Miteinander reden 01 - Störungen und Klärungen. Allgemeine Psychologie der Kommunikation
Auswahl» des Empfängers
Was zwischenmenschliche Kommunikation so kompliziert macht, ist: Der Empfänger hat prinzipiell die freie Auswahl, auf welche Seite der Nachricht er reagieren will. Ein Alltagsbeispiel aus einer Schule: Der Lehrer geht den Flur entlang und will in das Klassenzimmer. Da kommt ihm die elfjährige Astrid entgegen und sagt (s. Abb. 14): «Herr Lehrer, die Resi hat ihren Atlas einfach in die Ecke gepfeffert!»
Abb. 14:
Astrid und der Lehrer. Auf welche der vier Seiten der Nachricht wird der Lehrer reagieren?

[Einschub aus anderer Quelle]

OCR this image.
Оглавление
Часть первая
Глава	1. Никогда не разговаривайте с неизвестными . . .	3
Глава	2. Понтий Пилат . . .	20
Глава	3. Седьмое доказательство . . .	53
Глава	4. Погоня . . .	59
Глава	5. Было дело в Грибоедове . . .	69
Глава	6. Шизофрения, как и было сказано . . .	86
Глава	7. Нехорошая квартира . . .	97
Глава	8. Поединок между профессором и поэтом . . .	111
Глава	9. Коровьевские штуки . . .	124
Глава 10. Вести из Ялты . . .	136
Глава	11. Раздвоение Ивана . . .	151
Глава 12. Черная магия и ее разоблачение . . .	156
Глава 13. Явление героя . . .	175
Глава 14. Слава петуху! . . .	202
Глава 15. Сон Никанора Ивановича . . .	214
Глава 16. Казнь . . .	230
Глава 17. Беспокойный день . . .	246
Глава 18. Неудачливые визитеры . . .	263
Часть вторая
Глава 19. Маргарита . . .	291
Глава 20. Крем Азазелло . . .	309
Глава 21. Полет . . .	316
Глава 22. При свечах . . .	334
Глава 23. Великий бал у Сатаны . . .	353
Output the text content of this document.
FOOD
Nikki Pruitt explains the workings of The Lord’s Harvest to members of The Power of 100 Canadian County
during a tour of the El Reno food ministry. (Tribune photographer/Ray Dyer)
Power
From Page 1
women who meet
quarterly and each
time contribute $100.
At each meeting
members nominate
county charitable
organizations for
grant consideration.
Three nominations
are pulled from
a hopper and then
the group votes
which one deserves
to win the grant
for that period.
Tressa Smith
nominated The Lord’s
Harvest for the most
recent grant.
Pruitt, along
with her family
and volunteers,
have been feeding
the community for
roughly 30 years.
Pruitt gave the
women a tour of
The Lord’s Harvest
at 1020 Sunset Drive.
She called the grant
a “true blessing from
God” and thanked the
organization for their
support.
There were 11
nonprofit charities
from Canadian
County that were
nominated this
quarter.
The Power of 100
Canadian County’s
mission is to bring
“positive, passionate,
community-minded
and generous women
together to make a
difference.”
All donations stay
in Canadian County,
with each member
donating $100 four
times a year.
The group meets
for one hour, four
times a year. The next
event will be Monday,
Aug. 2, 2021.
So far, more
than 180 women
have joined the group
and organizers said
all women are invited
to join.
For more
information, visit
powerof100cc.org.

Wie reagiert der Lehrer? In Lehrertrainingskursen habe ich charakteristische Unterschiede beobachtet:
Manche Lehrer reagieren auf den Sachinhalt: «Und hat sie das mit Absicht getan?» (Nimmt die Sachinformation zur Kenntnis und bittet um weitere Sachinformationen.)
Manche Lehrer reagieren auf die Selbstoffenbarung Astrids: «Du bist ganz schön böse darüber, Astrid?» – Oder: «Du bist ja eine Petzliese!»
Einige Lehrer reagieren auf die Beziehungsseite: «Warum erzählst du mir das? Ich bin doch nicht euer Polizist!» – Oder: «Ich freue mich, dass du zu mir Vertrauen hast …»
Die meisten Lehrer reagieren appellhaft: «Ich werde gleich mal sehen, was da los ist!»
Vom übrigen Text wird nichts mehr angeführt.